The skeletal remains of a medieval monk who suffered the same injury as the England winger is due to go on display in Barley Hall in York and shows how he was treated at the time, during either the 13th or 14th century.


Uncovered at the medieval Gilbertine Priory by York Archaeological Trust in the 1980s, experts said the monk could well have picked up the cruciate ligament injury the same way as Walcott — playing football.


Archaeological evidence suggests the monk’s twisted knee was 30 degrees out of alignment, and put an end to his footballing days. Pitting of the bone suggests he also suffered a severe infection and probably had a leaking wound.


Sarah Maltby, director of attractions for the Jorvik Group – the visitor attraction division of York Archaeological Trust – said: “Whilst a modern day footballer might hope to return to the pitch following treatment and physiotherapy, sadly this injury almost certainly cut the monk’s soccer hobby short.”


The possibility he picked up the injury playing football is highly feasible, with references in literature to monks from the English order of Gilbertine playing the game.


To treat him, doctors at the time would have encased his knee with two copper plates with leather straps in order to immobilise the joint. The monk was lucky to receive this form of treatment, as it was often substituted by amputation during the medieval period.

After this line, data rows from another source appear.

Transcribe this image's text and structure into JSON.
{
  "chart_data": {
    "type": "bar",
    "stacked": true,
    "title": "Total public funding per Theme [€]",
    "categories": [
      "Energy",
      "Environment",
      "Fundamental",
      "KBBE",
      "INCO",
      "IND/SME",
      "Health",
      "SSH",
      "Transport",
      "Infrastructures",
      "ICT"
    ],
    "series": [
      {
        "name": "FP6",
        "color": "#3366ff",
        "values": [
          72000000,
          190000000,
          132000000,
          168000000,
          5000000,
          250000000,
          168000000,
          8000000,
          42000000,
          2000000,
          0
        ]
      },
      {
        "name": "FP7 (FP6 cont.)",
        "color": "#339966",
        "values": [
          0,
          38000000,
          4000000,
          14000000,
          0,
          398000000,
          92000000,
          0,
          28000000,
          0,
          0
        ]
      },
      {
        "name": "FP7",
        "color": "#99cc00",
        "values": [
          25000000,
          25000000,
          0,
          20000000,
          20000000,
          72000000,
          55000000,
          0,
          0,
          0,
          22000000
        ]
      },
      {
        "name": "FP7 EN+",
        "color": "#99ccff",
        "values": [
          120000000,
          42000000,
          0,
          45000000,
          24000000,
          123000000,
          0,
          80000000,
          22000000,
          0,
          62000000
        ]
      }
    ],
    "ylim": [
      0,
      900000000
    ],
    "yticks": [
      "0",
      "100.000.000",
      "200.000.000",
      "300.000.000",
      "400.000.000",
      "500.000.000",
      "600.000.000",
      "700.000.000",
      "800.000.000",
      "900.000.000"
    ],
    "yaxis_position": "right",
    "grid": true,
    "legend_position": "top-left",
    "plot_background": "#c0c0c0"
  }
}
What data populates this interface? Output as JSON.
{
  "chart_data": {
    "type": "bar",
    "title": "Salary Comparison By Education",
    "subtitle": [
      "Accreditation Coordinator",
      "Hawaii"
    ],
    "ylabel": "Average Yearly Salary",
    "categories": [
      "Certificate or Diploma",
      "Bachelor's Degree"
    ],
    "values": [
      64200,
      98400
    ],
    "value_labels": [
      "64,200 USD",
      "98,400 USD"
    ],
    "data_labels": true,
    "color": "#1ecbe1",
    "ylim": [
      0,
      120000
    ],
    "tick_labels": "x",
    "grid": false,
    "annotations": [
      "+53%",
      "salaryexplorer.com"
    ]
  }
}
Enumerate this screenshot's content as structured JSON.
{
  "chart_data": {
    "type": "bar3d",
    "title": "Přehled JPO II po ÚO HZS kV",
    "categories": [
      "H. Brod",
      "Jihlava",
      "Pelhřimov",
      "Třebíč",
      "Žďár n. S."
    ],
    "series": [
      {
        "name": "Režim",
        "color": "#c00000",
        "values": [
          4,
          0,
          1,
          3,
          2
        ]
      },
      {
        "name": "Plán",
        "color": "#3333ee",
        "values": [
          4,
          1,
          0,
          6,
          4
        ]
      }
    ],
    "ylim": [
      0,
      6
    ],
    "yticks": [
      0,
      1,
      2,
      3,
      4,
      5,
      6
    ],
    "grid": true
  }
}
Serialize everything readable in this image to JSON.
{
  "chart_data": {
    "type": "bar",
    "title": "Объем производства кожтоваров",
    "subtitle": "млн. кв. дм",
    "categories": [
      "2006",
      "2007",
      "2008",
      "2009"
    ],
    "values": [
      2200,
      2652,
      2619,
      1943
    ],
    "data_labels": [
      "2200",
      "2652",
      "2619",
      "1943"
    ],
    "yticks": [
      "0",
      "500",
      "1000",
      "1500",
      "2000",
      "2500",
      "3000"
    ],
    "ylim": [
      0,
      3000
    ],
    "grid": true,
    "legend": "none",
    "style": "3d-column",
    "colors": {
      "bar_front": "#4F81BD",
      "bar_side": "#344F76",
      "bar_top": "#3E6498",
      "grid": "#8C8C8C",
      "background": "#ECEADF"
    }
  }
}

Maltby said: “Analysis of the skeleton by osteoarchaeologists show that he walked with a crutch following the injury – his right shoulder was sticking up – and there are signs of chronic infection of the knee. His running days would have been over, although he was clearly still able to walk around to some degree.”

As well as the footballing monk, other items on display include a three lions lead weight and a 12th century whistle that was cut from the wing bone of a swan.